Finally got my act together and ordered a tubeless repair kit for my tyres. Seemed like a good idea seeing as I now have the cast wheels on my bike. The kit is by GRYP and the one I got is their Cargol Turn and Go series. The traditional tubeless tyre repair involves removing the offending object from the tyre, reaming out the hole with a tool, and then using special ropes, or cords, to jam in the tyre to plug the hole. The Turn and Go kit comes with the usual cords, but also with a funky key system.
Providing the hole is small enough to use the keys for the repair, you just remove the object with the supplied pliers and then twist the key into the tyre the same way you would a self tapping screw. Once seated you snap the key off and theoretically you are now good to go.
If you are wondering how you actually get going again, seeing as you have a flat tyre and all, you will note in the attached imaged the small bulbs that look like seltzer bottle cartridges. Well they are full of compressed CO2 and once you have the hole plugged you attached the bulbs to the wheel’s normal air valve and reinflate the tyre. Simple – well I hope so.
Now because I got the kit that has both the rope and keys the packaging it all came in got me a bit worried as to how much real estate it would consume. But not to worry, as you can see from the next picture, whilst it isn’t exactly small, I should be able to fit them into the top of my saddlebags nestled next to the cable repair kits I have blogged about earlier. So now I have the two things I was probably most concerned about leaving me on the side of the road – broken cables or a flat tyre. Sure there are plenty of other things that could happen to the Road Star like, oh I don’t know, a seized engine, but at least if I snap a throttle/clutch cable or get a flat I should be able to get myself going again reasonably quickly.
I bought my kit online from BikeBiz in Sydney last Friday and it arrived today, so very prompt delivery. They seem to have a number of the different kits available so be sure to check BikeBiz out.
It’s been a couple of weeks since my last post so I thought I would put this up to let you know the Ride Around Australia is still progressing well.

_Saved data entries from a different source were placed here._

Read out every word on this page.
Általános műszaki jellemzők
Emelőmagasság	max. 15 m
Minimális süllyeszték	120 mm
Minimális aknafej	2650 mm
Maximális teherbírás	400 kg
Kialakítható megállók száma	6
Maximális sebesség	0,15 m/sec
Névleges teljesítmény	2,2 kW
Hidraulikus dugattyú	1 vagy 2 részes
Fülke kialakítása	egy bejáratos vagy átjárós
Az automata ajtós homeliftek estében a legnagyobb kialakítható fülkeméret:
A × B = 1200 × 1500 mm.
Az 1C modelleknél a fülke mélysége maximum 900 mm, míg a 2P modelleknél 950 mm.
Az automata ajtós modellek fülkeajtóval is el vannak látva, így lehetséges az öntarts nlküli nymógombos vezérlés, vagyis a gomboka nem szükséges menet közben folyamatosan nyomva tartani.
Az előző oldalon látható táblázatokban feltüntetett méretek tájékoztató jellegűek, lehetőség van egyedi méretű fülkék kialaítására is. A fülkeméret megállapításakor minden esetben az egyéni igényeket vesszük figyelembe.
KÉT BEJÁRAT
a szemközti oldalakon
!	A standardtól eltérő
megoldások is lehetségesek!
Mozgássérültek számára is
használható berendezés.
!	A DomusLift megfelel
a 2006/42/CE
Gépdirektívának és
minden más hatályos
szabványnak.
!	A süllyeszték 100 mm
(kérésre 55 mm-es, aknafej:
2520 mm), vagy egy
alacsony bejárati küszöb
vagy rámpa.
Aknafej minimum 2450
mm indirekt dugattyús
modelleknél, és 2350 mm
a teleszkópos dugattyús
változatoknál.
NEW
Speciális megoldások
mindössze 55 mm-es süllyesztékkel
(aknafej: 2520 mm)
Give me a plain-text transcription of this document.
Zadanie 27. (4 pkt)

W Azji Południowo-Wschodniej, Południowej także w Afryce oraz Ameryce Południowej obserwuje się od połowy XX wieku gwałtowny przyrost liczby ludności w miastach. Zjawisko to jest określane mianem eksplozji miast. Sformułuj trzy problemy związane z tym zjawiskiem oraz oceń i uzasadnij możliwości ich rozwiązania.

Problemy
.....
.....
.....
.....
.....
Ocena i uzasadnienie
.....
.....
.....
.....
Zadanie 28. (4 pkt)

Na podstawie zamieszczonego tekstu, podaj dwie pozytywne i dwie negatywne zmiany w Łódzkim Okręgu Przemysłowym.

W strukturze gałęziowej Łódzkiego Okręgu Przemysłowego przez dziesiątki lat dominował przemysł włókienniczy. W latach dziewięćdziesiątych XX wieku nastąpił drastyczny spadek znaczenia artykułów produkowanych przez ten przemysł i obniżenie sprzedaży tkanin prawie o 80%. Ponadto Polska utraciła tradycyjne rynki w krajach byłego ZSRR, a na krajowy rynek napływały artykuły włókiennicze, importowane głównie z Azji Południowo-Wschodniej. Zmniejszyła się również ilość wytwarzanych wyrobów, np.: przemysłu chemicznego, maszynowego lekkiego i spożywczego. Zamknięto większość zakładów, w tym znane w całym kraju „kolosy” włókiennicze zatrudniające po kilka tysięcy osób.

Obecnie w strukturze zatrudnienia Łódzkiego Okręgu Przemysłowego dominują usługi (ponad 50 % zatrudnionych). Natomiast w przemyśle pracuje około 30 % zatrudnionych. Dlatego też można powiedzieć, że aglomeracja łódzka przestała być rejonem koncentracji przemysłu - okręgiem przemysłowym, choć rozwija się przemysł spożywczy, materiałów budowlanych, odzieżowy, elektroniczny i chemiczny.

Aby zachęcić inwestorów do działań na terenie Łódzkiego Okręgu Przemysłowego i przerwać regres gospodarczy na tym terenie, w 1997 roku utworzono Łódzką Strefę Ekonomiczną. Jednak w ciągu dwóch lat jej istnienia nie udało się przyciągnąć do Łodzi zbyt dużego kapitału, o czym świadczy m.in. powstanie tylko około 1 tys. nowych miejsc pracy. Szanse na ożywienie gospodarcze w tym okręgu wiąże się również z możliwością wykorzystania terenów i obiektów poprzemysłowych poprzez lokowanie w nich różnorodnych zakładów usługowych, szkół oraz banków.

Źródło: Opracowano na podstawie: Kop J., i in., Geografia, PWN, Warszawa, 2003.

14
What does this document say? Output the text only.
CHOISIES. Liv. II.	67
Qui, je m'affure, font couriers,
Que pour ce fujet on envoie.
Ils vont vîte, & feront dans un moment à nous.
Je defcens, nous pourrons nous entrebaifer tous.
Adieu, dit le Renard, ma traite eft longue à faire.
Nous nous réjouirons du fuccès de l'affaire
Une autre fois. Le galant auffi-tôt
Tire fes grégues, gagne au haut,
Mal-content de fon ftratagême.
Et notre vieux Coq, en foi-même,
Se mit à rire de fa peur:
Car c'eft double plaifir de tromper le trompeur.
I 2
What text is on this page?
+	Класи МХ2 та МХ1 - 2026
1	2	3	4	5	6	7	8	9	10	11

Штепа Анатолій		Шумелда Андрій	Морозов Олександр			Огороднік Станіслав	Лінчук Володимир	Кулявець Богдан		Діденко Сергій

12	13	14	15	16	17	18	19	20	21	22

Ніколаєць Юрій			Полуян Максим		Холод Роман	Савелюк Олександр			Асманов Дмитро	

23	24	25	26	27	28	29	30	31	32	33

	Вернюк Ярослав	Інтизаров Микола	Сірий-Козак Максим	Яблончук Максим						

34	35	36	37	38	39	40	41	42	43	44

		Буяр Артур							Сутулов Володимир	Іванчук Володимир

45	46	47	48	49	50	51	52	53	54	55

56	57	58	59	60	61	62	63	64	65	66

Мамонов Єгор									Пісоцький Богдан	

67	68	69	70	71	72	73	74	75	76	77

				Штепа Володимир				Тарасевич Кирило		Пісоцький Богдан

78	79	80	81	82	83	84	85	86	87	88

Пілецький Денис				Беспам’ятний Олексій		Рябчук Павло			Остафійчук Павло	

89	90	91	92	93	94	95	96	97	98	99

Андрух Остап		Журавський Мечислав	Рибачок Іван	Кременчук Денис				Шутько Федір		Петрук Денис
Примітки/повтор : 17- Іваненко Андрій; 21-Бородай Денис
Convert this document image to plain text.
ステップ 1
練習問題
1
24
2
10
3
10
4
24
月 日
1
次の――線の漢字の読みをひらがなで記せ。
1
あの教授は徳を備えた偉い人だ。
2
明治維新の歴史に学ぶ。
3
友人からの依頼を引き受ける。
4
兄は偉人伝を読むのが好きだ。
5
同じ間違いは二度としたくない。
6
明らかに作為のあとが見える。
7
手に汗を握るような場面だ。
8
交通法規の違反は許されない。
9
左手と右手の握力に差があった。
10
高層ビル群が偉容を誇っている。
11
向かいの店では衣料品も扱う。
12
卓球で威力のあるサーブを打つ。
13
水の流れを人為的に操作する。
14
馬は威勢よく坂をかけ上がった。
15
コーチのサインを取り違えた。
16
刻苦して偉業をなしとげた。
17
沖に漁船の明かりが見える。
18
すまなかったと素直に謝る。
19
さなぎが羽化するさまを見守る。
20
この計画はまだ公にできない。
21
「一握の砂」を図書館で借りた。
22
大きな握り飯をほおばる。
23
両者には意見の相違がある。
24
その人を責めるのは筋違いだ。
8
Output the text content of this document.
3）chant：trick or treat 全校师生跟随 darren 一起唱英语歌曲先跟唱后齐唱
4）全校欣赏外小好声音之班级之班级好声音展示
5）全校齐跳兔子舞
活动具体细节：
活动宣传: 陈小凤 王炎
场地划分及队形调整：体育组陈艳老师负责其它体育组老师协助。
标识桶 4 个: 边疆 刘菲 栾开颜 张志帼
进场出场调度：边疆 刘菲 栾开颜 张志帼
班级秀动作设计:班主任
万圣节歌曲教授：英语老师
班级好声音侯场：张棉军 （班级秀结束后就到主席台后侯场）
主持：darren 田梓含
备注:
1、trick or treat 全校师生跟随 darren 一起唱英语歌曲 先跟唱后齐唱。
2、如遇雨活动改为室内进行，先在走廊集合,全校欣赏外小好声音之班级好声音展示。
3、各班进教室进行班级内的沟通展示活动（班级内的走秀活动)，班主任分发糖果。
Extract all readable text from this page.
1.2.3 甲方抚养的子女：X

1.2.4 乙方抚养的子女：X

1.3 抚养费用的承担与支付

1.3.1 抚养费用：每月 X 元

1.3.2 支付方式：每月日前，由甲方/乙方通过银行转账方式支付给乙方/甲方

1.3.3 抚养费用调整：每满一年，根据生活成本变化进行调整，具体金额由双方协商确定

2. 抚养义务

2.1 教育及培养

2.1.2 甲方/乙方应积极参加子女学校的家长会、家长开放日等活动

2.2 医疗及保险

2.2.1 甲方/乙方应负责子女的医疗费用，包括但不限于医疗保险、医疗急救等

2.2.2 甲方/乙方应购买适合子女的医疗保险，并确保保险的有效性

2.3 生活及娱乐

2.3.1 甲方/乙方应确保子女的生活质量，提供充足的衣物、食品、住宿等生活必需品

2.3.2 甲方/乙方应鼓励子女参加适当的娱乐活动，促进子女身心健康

So well in fact I have some very good news in regards to bike preparation. My ’99 Yamaha Road Star runs spoked wheels, which in turn require the use of inner tubes. This has been weighing on my mind somewhat, as a puncture with inner tubes will leave me stranded on the side of the road waiting for a support vehicle. Not too much of a drama you might think? Well across some of the more remote parts of Australia this could mean waiting for any number of hours without shade or shelter in temperatures over 40c/105f. Not my idea of fun.
So the good news? I’ve been able to source a set of Yamaha cast wheels from the US which will mean that I can run tubeless tyres. Tubeless tyres means that providing I only get a puncture – as opposed to a tear – I will be able to use a small repair kit which will allow me to plug the hole in the tyre, and then reinflate the tyre through the use of small CO2 bulbs. These kits take up very little room and will fit nicely next to the emergency cable repair kit I have previously posted about.
The wheels are probably a few weeks away yet and there will be a little bit of work swapping the wheels out, including new bearings and spacers. Thankfully the current tyres I have are a straight transfer so all I have to do there is get the wheels down to a local bike shop to change the tyres over. More updates once the wheels are in my grubby little hands.
You may have read my post where I broke a clutch cable in the middle of Canberra and had to make my way home without a clutch through red lights, RTA blitzes and homicidal Kangaroos. Well not wanting to be caught in that situation again, and certainly not while I am in the middle of nowhere during the Ride Around Australia, once I got home I started to search for emergency cable repair kits because I don’t need to go through that experience again. Believe it or not, they aren’t exactly out there in abundance, but I did finally find Venhill in the UK. They do all kinds of motorcycle and kart cables AND an emergency repair kit.
This kit has a cable for the clutch and a cable for the throttle. I’ve confirmed the kit has enough generic parts to hook up to the Road Star’s clutch and throttle. The throttle parts work for both the stock 40mm Mikuni and a 42mm Mikuni Flatslide.
For this kit to work you will have to make sure you have in your toolbag some cutters to cut the wire, a set of pliers to crimp the clutch side “trumpet” and a very small flathead screwdriver for the solderless nipple on the throttle. Of course you will also need appropriate tools to remove your tank if the throttle cable goes and appropriate tools to adjust the clutch cable tension if required (you should already have those on your bike).
In practice you remove the broken cable from the existing cable sleeve, thread the new cable in, fit either the trumpet or solderless nipples as required, make sure the cable is absolutely flush with the barrels and you’re back on the road.
You can source all the parts you need seperatly but I figured I would get the generic kits because I never know when I might have to help out a brother or sister on the road. If you can’t find a local distributor you can buydirect from Venhilllike I did, I bought two kits and including postage to Australia they totalled $23.24 Euro (Around $35USD) and they were here in under two weeks.
They come with a natty little hold bag and as you would expect take up no room in saddlebags and possibly could even be stored under the seat, as long as you make sure you don’t crimp the cables in the process.